Подобная жажда новых ощущений проявилась и в других областях человеческой деятельности. На протяжении последних двух столетий европейская скульптура черпала вдохновение в африканской резьбе, а джаз впитал ритмы долины Миссисипи, восточная философия смягчила европейский рационализм. Опыт эскимосов помог в строительстве байдарок, модельеры используют в одежде перуанский орнамент. Но вот настало время, когда на карте мира больше нет белых пятен. Туристы, ищущие экзотики в глубине Новой Гвинеи, все чаще находят утрированную копию пороков собственной цивилизации.
Наркотики предлагают обманчивый легкий выход: возможность бежать в призрачное царство фантазии.
Я много путешествовал — по всем пяти частям света, — и всюду меня охватывали горестные чувства: везде я видел столько разбитых надежд! Ведь именно наркоманией кончали многие пророки и мятежники, а еще и идеалисты, впавшие в отчаяние от неспособности хоть как-то изменить мир. Среди наркоманов есть и слишком мягкие натуры, есть преступники, люди ищущие и поэты. Я наблюдал за падением этих бродяг из уважения не только к рассказам Джека Лондона, но и к своим товарищам, рядом с которыми сиживал у костра.
С юношеских лет бродил я, взвалив на спину заплечный мешок, вместе с подростками-сверстниками, и, хотя годы оставили на мне свой отпечаток, я и поныне с большим удовольствием сижу у костров, чем на собраниях. Благодаря юношескому опыту я привык считать всех бродяг своими друзьями — тех, кого знаю только по рассказам начала века, и тех, кто сейчас равнодушно проходит мимо меня, ибо я для них мещанин в городском костюме.
И именно по ним, моим товарищам и братьям по дорогам, нагляднее всего виден бег времени.
В начале XX века американские бродяги ездили в товарных вагонах.

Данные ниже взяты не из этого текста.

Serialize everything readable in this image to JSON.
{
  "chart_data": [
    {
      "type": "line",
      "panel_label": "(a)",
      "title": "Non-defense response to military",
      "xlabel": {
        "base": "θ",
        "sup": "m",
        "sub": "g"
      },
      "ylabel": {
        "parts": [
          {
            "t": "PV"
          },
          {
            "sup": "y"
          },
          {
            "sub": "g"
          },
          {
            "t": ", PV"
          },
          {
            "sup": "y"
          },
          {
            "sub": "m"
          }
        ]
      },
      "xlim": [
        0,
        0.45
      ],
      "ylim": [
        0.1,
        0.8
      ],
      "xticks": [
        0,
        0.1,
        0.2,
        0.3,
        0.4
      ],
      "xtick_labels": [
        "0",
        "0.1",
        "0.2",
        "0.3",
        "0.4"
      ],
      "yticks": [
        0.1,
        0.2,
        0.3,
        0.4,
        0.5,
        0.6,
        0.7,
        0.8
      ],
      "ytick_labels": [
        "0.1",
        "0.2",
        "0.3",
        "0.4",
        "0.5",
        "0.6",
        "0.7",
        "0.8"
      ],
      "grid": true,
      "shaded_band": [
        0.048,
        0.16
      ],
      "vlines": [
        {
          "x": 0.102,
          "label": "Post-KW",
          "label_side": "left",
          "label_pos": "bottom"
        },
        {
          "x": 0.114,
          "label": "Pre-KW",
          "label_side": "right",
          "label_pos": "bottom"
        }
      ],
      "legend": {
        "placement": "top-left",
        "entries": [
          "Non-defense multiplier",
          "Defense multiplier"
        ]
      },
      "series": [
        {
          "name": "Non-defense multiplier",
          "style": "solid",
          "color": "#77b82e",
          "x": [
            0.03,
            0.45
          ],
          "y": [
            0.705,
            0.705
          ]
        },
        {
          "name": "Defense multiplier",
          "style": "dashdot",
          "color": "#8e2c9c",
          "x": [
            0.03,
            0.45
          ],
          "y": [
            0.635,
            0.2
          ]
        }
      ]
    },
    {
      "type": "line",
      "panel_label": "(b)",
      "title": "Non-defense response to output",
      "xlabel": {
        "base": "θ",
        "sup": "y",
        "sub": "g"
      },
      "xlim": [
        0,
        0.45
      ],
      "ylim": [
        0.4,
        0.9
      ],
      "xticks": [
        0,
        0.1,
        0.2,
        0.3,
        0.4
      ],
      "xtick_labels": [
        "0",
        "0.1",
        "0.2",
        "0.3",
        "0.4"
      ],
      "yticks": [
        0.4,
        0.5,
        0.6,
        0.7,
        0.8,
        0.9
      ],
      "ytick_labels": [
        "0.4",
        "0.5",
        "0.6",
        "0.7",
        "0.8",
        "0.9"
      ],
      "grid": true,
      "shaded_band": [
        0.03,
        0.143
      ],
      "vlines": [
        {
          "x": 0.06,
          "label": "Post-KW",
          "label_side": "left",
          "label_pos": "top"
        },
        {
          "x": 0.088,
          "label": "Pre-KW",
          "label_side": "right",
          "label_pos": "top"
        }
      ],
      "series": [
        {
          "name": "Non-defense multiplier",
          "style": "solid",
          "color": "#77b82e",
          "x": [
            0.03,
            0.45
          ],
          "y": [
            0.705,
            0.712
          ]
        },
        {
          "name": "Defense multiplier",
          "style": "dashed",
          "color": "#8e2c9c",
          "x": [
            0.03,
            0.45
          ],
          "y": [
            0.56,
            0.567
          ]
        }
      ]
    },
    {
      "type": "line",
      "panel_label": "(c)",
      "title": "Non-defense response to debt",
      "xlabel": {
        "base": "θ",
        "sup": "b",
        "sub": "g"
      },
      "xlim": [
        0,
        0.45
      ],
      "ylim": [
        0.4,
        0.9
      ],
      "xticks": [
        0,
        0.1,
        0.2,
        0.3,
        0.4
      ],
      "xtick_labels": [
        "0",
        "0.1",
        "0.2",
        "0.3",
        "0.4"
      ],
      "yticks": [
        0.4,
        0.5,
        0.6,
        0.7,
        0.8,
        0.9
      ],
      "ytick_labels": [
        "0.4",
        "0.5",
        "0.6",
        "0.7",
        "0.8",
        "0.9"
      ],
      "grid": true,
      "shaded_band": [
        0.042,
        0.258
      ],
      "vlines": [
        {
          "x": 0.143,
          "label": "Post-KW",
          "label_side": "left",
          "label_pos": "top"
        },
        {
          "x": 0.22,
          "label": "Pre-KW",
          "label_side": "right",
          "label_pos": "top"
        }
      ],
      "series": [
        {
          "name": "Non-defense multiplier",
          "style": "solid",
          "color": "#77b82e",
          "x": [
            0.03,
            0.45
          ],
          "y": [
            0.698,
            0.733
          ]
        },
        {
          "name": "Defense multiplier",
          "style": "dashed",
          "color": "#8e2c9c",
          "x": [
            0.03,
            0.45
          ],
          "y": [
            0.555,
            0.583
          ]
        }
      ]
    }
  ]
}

Сеть американских железных дорог, называемых просто «дорога» (The Road), безвозмездно перевозила тысячи авантюристов, для которых бродяжничество стало профессией, среди них и широкоплечего моряка Джека Лондона.
Поездка в товарном вагоне — рискованное приключение. Начинающий бродяга должен был на ходу вскочить в «товарняк», ускользнуть от внимания железнодорожников, пытавшихся сбросить «зайца» под откос; происходили погони, которые напоминали гротескные фильмы эпохи немого кино. Проигравшие кончали под насыпью, нередко с переломленной шеей или пробитым черепом.
Бродяги, эти новоявленные трубадуры американского фольклора, придумывали разные истории, чтобы получить у доверчивой старой дамы обед, и пилили дрова за ужин. Создавались причудливые, бессвязные песни без слов, рожденные чувством свободы, хорошим настроением, радостью от проносящегося мимо пейзажа. Из души рвалась поэзия. Так рождались песни железных дорог, которые в исполнении Джони Кеша или Вуди Гатри и поныне пробуждают во мне ностальгию.